Sec. 89. Subdivision (3) of subsection (a) of section 54-258 of the general statutes is repealed and the following is substituted in lieu thereof (Effective October 1, 2002):

(3) Notwithstanding the provisions of subdivisions (1) and (2) of this subsection, state agencies, the Judicial Department, state police troops and local police departments shall not disclose the identity of any victim of a crime committed by a registrant or treatment information provided to the registry pursuant to sections 54-102g and 54-250 to [54-259] 54-258a, inclusive, as amended by this act, except to government agencies for bona fide law enforcement or security purposes.

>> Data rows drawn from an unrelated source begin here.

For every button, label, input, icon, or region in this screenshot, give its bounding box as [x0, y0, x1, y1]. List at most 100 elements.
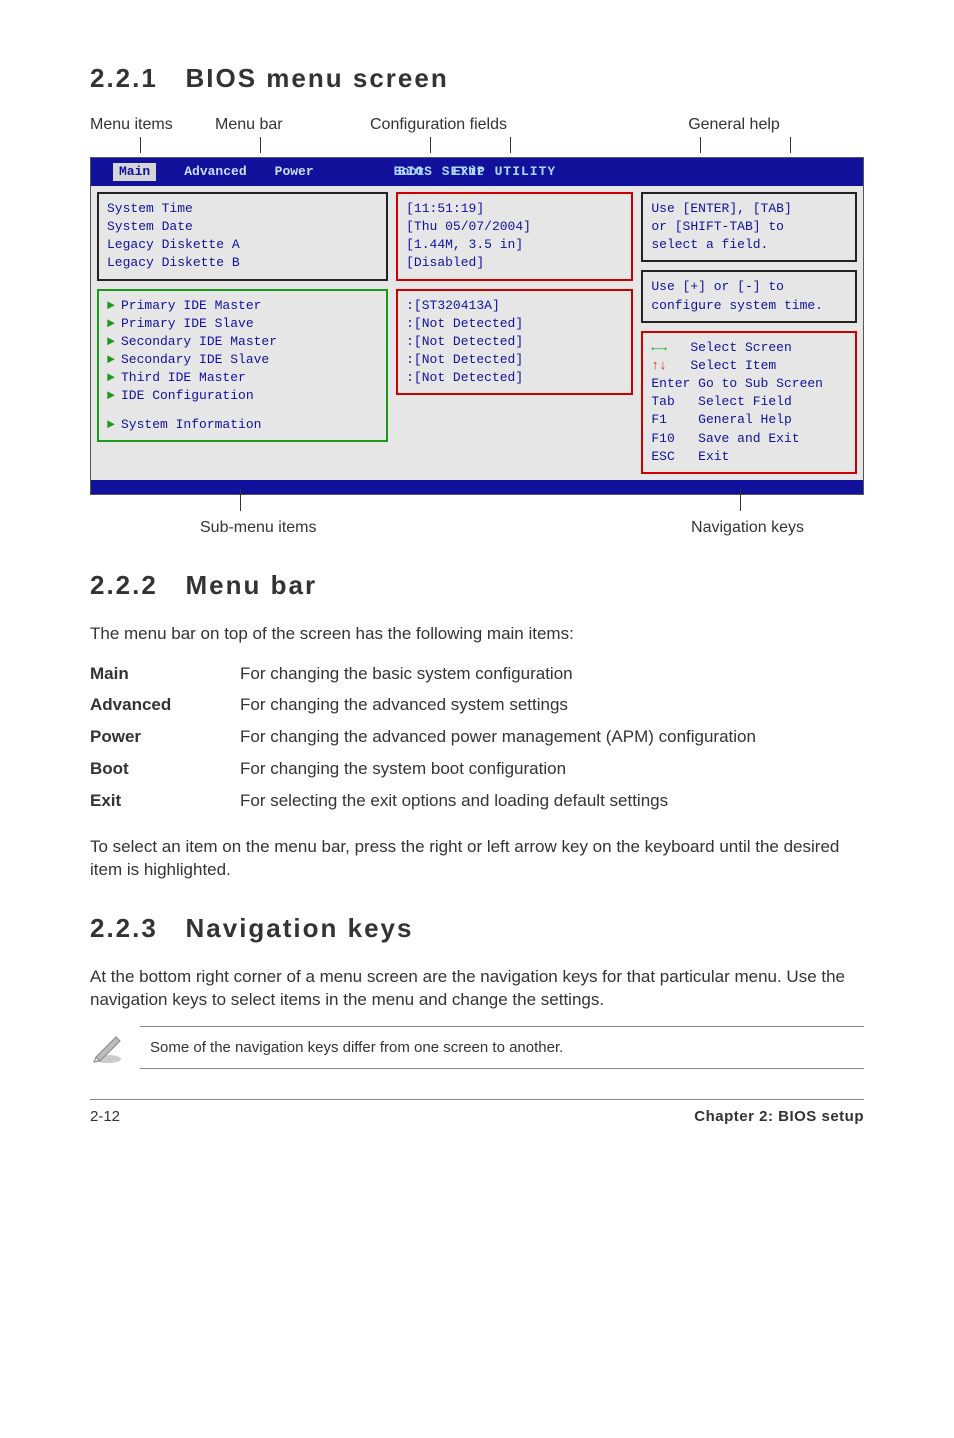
submenu-label: System Information	[121, 417, 261, 432]
label-menu-bar: Menu bar	[215, 114, 330, 136]
submenu-arrow-icon: ►	[107, 351, 115, 369]
s3-para: At the bottom right corner of a menu scr…	[90, 965, 864, 1013]
chapter-label: Chapter 2: BIOS setup	[694, 1106, 864, 1127]
bios-help-panel-1: Use [ENTER], [TAB] or [SHIFT-TAB] to sel…	[641, 192, 857, 263]
bios-menu-tabs: Main Advanced Power Boot Exit	[91, 163, 484, 181]
def-term: Power	[90, 721, 240, 753]
submenu-item[interactable]: ► Primary IDE Master	[107, 297, 378, 315]
def-term: Advanced	[90, 689, 240, 721]
section-title-221: 2.2.1 BIOS menu screen	[90, 60, 864, 96]
bios-screenshot: BIOS SETUP UTILITY Main Advanced Power B…	[90, 157, 864, 495]
submenu-label: Secondary IDE Slave	[121, 352, 269, 367]
def-desc: For changing the advanced power manageme…	[240, 721, 864, 753]
config-value[interactable]: [11:51:19]	[406, 200, 623, 218]
table-row: PowerFor changing the advanced power man…	[90, 721, 864, 753]
submenu-item[interactable]: ►Primary IDE Slave	[107, 315, 378, 333]
label-menu-items: Menu items	[90, 114, 225, 136]
label-general-help: General help	[644, 114, 824, 136]
submenu-item[interactable]: ► IDE Configuration	[107, 387, 378, 405]
menu-bar-definitions: MainFor changing the basic system config…	[90, 658, 864, 817]
bios-body: System Time System Date Legacy Diskette …	[91, 186, 863, 480]
section-heading: BIOS menu screen	[186, 63, 449, 93]
bios-help-panel-2: Use [+] or [-] to configure system time.	[641, 270, 857, 322]
submenu-item[interactable]: ► Secondary IDE Slave	[107, 351, 378, 369]
config-value: :[Not Detected]	[406, 351, 623, 369]
bios-nav-keys-panel: ←→ Select Screen ↑↓ Select Item Enter Go…	[641, 331, 857, 474]
nav-line: Tab Select Field	[651, 393, 847, 411]
config-value: :[Not Detected]	[406, 333, 623, 351]
s2-intro: The menu bar on top of the screen has th…	[90, 622, 864, 646]
bios-config-top-panel: [11:51:19] [Thu 05/07/2004] [1.44M, 3.5 …	[396, 192, 633, 281]
help-text: Use [ENTER], [TAB]	[651, 200, 847, 218]
submenu-arrow-icon: ►	[107, 369, 115, 387]
bios-config-bottom-panel: :[ST320413A] :[Not Detected] :[Not Detec…	[396, 289, 633, 396]
submenu-label: Primary IDE Master	[121, 298, 261, 313]
bios-left-submenu-panel: ►Primary IDE Master ►Primary IDE Slave ►…	[97, 289, 388, 442]
nav-label: Select Screen	[667, 340, 792, 355]
config-value[interactable]: [Disabled]	[406, 254, 623, 272]
bios-titlebar: BIOS SETUP UTILITY Main Advanced Power B…	[91, 158, 863, 186]
def-desc: For changing the system boot configurati…	[240, 753, 864, 785]
submenu-label: Primary IDE Slave	[121, 316, 254, 331]
section-num: 2.2.3	[90, 913, 158, 943]
tab-boot[interactable]: Boot	[394, 163, 425, 181]
section-title-223: 2.2.3 Navigation keys	[90, 910, 864, 946]
bios-right-column: Use [ENTER], [TAB] or [SHIFT-TAB] to sel…	[641, 192, 857, 474]
section-heading: Menu bar	[186, 570, 318, 600]
section-title-222: 2.2.2 Menu bar	[90, 567, 864, 603]
bios-left-top-panel: System Time System Date Legacy Diskette …	[97, 192, 388, 281]
config-value: :[ST320413A]	[406, 297, 623, 315]
tab-advanced[interactable]: Advanced	[184, 163, 246, 181]
diagram-top-labels: Menu items Menu bar Configuration fields…	[90, 114, 864, 136]
config-value: :[Not Detected]	[406, 369, 623, 387]
tab-power[interactable]: Power	[275, 163, 314, 181]
label-sub-menu-items: Sub-menu items	[200, 517, 317, 539]
help-text: Use [+] or [-] to	[651, 278, 847, 296]
label-config-fields: Configuration fields	[370, 114, 620, 136]
nav-line: ↑↓ Select Item	[651, 357, 847, 375]
def-desc: For selecting the exit options and loadi…	[240, 785, 864, 817]
nav-line: F1 General Help	[651, 411, 847, 429]
bios-mid-column: [11:51:19] [Thu 05/07/2004] [1.44M, 3.5 …	[396, 192, 633, 474]
config-value[interactable]: [1.44M, 3.5 in]	[406, 236, 623, 254]
list-item: Legacy Diskette B	[107, 254, 378, 272]
note-box: Some of the navigation keys differ from …	[140, 1026, 864, 1069]
config-value: :[Not Detected]	[406, 315, 623, 333]
submenu-label: Third IDE Master	[121, 370, 246, 385]
nav-line: ←→ Select Screen	[651, 339, 847, 357]
table-row: BootFor changing the system boot configu…	[90, 753, 864, 785]
list-item: System Date	[107, 218, 378, 236]
def-desc: For changing the basic system configurat…	[240, 658, 864, 690]
nav-line: Enter Go to Sub Screen	[651, 375, 847, 393]
note-text: Some of the navigation keys differ from …	[150, 1039, 563, 1056]
nav-line: F10 Save and Exit	[651, 430, 847, 448]
config-value[interactable]: [Thu 05/07/2004]	[406, 218, 623, 236]
submenu-label: IDE Configuration	[121, 388, 254, 403]
arrow-ud-icon: ↑↓	[651, 358, 667, 373]
table-row: AdvancedFor changing the advanced system…	[90, 689, 864, 721]
submenu-arrow-icon: ►	[107, 387, 115, 405]
submenu-arrow-icon: ►	[107, 416, 115, 434]
def-term: Exit	[90, 785, 240, 817]
diagram-bottom-labels: Sub-menu items Navigation keys	[90, 517, 864, 539]
help-text: configure system time.	[651, 297, 847, 315]
submenu-item[interactable]: ► System Information	[107, 416, 378, 434]
nav-label: Select Item	[667, 358, 776, 373]
def-desc: For changing the advanced system setting…	[240, 689, 864, 721]
tab-exit[interactable]: Exit	[453, 163, 484, 181]
diagram-bottom-ticks	[90, 495, 864, 517]
s2-para2: To select an item on the menu bar, press…	[90, 835, 864, 883]
submenu-arrow-icon: ►	[107, 333, 115, 351]
pencil-note-icon	[90, 1029, 126, 1065]
submenu-item[interactable]: ►Secondary IDE Master	[107, 333, 378, 351]
tab-main[interactable]: Main	[113, 163, 156, 181]
def-term: Boot	[90, 753, 240, 785]
diagram-top-ticks	[90, 137, 864, 157]
section-num: 2.2.2	[90, 570, 158, 600]
page-footer: 2-12 Chapter 2: BIOS setup	[90, 1099, 864, 1127]
submenu-item[interactable]: ► Third IDE Master	[107, 369, 378, 387]
list-item: System Time	[107, 200, 378, 218]
label-navigation-keys: Navigation keys	[691, 517, 804, 539]
submenu-arrow-icon: ►	[107, 297, 115, 315]
bios-left-column: System Time System Date Legacy Diskette …	[97, 192, 388, 474]
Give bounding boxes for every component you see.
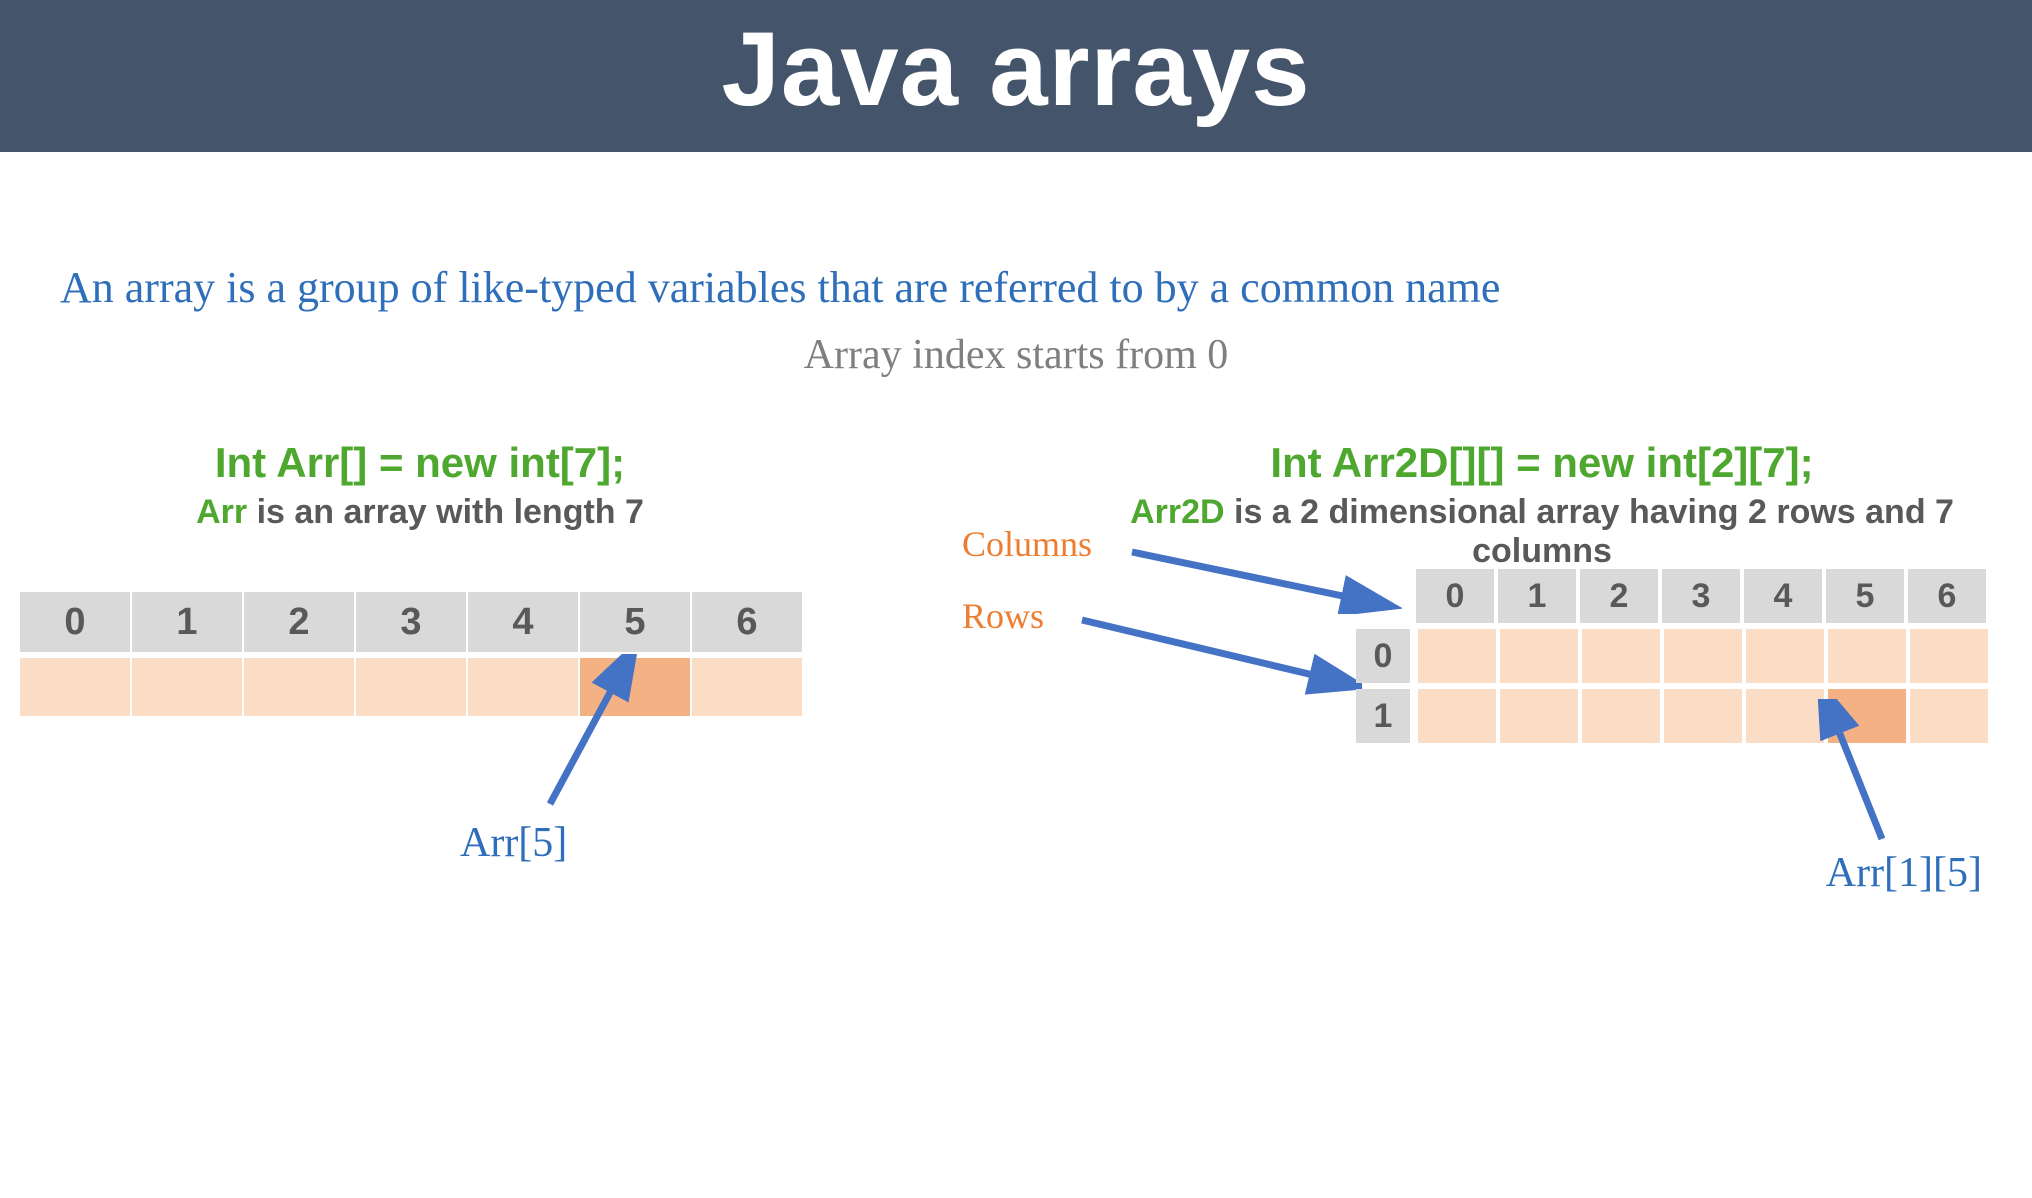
arr1d-pointer-label: Arr[5]	[460, 819, 567, 867]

Sec. 90. (Effective October 1, 2002) Sections 4d-16, 7-18, 7-104, 7-439e, 8-97, 13a-175h, 13a-175ee, 13b-206, 13b-224, 13b-286, 13b-347, 13b-368, 16-254, 17a-754, 17b-133, 17b-344, 19a-1c, as amended, 19a-104, 19a-108, 19a-492, as amended, 19a-639d, 19a-656, 19a-657, 19a-658, 19a-664, 19a-665, 19a-666, 19a-676a, 21a-31, 22-123, 22a-224, 22a-356, 23-61d, 25-32h, 25-37f, 25-39b, 25-49, 25-54, 26-221, 26-222, 26-234, 26-267, 26-269, 27-140g, 29-389, 31-34, 32-101, 38a-286, 44-3, 53-301 and 54-259 of the general statutes are repealed.